El tema más cuestionado a la Homeopatía por la medicina oficial es el de las “dosis homeopáticas”. Según el criterio materialista de la medicina oficial, dosis tan pequeñas no podrían hacer ningún efecto y, tomar un remedio en dosis homeopáticas, sería equivalente a tomar agua o azúcar.

En este post te voy a contar cuatro principios que explica cómo es que las “dosis homeopáticas” son tan efectivas a pesar de estar altamente diluidas.

1. La cantidad no hace a la cualidad

Una gota de pintura blanca es de color blanco. Diez gotas de pintura blanca son de color blanco. Un centenar de litros de pintura blanca también serán de color blanco.

Una gota, diez gotas, cien litros son la cantidad. El color blanco es la cualidad. Por más que uno siga agregando o quitando “cantidad” de pintura de color blanco, su “cualidad” seguirá siendo la misma. Jamás pasará a ser roja o verde, ni de ningún otro color.

Este el primer principio que tenés que tener en cuenta para comprender cómo actúan las llamadas “dosis homeopáticas”.

En la composición de los remedios homeopáticos, la cantidad del producto original no puede detectarse porque está altamente diluido. En otras palabras, la concentración química de la sustancia original es indetectable.

Este fenómeno se observa en varios tratamientos de la medicina convencional. La magnetoterapia, la radioterapia para el cáncer, los tratamientos con luz ultravioleta, entre otros, se realizan valiéndose de las propiedades físicas de los elementos utilizados. En ellos tampoco existe una sustancia químicamente activa que intervenga. En otros términos, son tratamientos con “energía”.

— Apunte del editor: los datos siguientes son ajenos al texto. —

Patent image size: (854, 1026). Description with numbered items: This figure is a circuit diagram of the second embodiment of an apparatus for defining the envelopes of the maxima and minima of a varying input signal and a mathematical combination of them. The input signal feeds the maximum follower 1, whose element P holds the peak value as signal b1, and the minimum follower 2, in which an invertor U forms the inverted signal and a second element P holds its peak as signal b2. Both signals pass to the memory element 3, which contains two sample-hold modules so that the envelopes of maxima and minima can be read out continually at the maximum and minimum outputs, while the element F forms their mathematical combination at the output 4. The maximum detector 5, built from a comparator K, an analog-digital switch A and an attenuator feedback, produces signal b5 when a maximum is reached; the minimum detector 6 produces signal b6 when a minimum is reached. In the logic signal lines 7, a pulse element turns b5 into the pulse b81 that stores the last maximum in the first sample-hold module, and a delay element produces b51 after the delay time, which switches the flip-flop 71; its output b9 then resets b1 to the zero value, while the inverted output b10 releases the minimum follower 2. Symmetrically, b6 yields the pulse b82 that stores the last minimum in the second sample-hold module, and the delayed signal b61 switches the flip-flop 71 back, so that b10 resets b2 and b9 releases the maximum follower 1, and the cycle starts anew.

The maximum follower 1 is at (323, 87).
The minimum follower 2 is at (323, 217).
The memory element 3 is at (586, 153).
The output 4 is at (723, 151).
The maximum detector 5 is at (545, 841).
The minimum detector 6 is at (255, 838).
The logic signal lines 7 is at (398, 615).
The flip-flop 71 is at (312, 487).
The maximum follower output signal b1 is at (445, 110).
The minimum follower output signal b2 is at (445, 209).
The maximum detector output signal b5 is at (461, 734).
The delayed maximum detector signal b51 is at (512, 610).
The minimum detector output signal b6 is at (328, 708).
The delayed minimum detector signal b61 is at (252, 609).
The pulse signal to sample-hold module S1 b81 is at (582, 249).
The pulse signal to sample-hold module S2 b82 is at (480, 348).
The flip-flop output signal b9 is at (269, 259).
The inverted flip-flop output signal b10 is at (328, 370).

¿Puede negarse la acción terapéutica de estos tratamientos por el simple hecho de no intervenir una “sustancia químicamente activa”? Debido a la evidencia en el campo de la terapéutica y la investigación, resulta imposible negar dichos efectos. Éstos son análogos a los efectos de las dosis homeopáticas, lo cual también ha sido demostrado clínicamente y mediante investigaciones en animales, plantas, células y microorganismos.

De este se desprende el siguiente principio.

2. El organismo viviente puede ser influenciado sin necesidad de una sustancia químicamente activa

Según la farmacología convencional, una droga (sustancia químicamente activa) puede actuar sobre el organismo porque existe previamente un mecanismo en el cual ella interviene como estimulante o inhibidora.

Una droga es una sustancia químicamente activa y, como tal, está compuesta por moléculas. Los experimentos que realiza la farmacología convencional, sean in vitro, en animales o en enfermos, apuntan a demostrar la eficacia de dicha sustancia químicamente activa para modificar tal o cual proceso fisiológico o patológico preexistente y que no ha sido provocado por esa misma sustancia.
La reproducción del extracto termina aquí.